Our big world of small worlds

Not long ago someone suggested I might be an isolationist, based on something I had written about the fading role of world and national news and the rise of hyperlocalism in newspapers.

Marta in London
I took my wife and my youngest daughter to the airport Monday, where they turned a hundred thousand of my frequent-flier miles into a trip to Europe. We will spend our Christmas holiday separated by thousands of miles because we believe it's that important for young people to get a broader view of the world than they can get by staying home.

Except for a weekend in Canada, I didn't travel internationally until I was over 40. Now I can't get enough of it, and everyone in my family is collecting visa stamps in their passports.

One of my great frustrations is that, like most Americans, I can't carry on a conversation in any language other than English. I had to turn down a potential gig in Madrid the other day because my Castellano is fit only for ordering una cerveza, por favor. My relationship with half a dozen other languages is similar.

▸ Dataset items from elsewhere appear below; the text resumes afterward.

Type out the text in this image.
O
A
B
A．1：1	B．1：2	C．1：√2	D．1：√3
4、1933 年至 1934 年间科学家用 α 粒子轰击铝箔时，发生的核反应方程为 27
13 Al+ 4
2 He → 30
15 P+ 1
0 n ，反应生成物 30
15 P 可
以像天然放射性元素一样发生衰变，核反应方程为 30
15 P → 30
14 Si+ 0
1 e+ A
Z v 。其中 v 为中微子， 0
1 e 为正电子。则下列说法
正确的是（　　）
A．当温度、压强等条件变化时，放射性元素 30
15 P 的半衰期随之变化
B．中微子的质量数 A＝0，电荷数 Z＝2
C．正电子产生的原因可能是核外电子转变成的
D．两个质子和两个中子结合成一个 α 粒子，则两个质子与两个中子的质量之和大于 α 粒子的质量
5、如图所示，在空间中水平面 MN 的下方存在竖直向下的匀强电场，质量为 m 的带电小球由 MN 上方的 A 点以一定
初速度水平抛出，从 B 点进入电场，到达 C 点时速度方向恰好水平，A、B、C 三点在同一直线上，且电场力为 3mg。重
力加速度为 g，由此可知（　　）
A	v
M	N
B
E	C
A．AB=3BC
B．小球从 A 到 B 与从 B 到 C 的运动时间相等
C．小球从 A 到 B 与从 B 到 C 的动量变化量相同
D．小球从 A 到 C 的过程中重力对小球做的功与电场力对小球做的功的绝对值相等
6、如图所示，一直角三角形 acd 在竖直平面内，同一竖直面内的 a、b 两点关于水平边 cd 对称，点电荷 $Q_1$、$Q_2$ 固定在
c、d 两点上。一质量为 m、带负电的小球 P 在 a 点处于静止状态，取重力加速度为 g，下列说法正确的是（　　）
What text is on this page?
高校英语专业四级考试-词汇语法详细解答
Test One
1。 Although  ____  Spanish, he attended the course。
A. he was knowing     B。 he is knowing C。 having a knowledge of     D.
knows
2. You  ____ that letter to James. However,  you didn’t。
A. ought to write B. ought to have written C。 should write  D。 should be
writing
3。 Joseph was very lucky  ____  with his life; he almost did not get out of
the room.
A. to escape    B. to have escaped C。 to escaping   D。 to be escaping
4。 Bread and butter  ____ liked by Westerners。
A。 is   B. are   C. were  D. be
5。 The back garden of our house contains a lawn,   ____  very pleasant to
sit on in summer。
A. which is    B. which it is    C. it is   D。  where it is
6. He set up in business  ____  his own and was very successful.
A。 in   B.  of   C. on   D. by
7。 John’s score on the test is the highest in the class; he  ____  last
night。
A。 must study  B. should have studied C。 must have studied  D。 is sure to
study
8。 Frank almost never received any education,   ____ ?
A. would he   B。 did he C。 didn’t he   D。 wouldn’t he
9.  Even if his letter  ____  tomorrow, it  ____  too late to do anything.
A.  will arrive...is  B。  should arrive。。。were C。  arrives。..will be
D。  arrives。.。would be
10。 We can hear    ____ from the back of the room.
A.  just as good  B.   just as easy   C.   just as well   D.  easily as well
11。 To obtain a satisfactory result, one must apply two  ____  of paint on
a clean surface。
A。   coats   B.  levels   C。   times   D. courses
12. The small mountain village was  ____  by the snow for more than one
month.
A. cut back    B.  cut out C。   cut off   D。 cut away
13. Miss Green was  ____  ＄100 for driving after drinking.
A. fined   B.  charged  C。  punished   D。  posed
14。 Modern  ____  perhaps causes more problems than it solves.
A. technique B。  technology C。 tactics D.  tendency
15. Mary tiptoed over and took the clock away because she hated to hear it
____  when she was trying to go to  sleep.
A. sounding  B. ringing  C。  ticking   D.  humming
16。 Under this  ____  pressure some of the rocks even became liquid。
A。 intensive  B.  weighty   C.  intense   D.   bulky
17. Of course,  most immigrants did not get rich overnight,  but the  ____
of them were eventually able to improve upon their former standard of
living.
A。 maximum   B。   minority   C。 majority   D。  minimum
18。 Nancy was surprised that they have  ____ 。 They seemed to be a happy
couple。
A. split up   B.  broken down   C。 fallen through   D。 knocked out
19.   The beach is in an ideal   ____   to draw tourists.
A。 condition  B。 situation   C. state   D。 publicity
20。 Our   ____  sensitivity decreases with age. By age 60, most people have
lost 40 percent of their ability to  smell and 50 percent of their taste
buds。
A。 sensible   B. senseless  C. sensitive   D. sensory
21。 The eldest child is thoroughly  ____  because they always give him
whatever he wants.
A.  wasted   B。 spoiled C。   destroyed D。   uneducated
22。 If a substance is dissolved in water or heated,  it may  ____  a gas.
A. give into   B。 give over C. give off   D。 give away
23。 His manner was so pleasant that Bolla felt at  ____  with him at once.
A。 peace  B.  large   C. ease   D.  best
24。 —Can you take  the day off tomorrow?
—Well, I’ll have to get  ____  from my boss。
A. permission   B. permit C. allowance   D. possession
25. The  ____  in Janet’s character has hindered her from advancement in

There is, however, an isolationist streak in American culture, and when it collides with the reality of a rapidly shrinking world the results can be ugly. You can see that in the anti-Hispanic immigration backlash being exploited by the crass TV demagogue Lou Dobbs, but equally in the ignorant arrogance that has led to the bloody chaos in Iraq and the downfall of America as a world leader. I don't want my kids to grow up so handicapped.

So I'm a bit of an internationalist. But at the same time I recognize that we all live simultaneously in multiple worlds.

I have a work world, a family world, a neighborhood world, a number of worlds of special interests, and in each of those worlds I have different needs for current and persistent information, connections, and commercial interaction. Some of those worlds are hyperlocal; others may be hyperspecialized.

The problem faced by "general" news organizations is that they fit poorly into a matrix of specialization. American newspapers in particular are poorly suited to specialization. They evolved in an information economy (and entertainment economy) of scarcity. In the 19th century a daily printed product was an exciting breakthrough in bandwidth; in the 21st it's a puny little trickle.

Yet most American newspapers continue to operate on the omnibus model, dumping onto the doorstep (or, more often, throwing into the driveway) a mashup of local, regional, national and global news, sports and business coverage. It is a stew suited to an earlier era, one that is consumed not to satisfy needs but rather to satisfy a fading habit.

I believe American newspapers need a complete restructuring of journalism priorities and processes. When I advocate hyperlocalism, it's not because I lack interest in global topics; it's that I believe newspapers must specialize to survive.

The local and hyperlocal spaces in which we all live are full of unmet and poorly met needs in the areas of information and connectivity/communications. Those areas constitute opportunities. Who will focus their resources on them?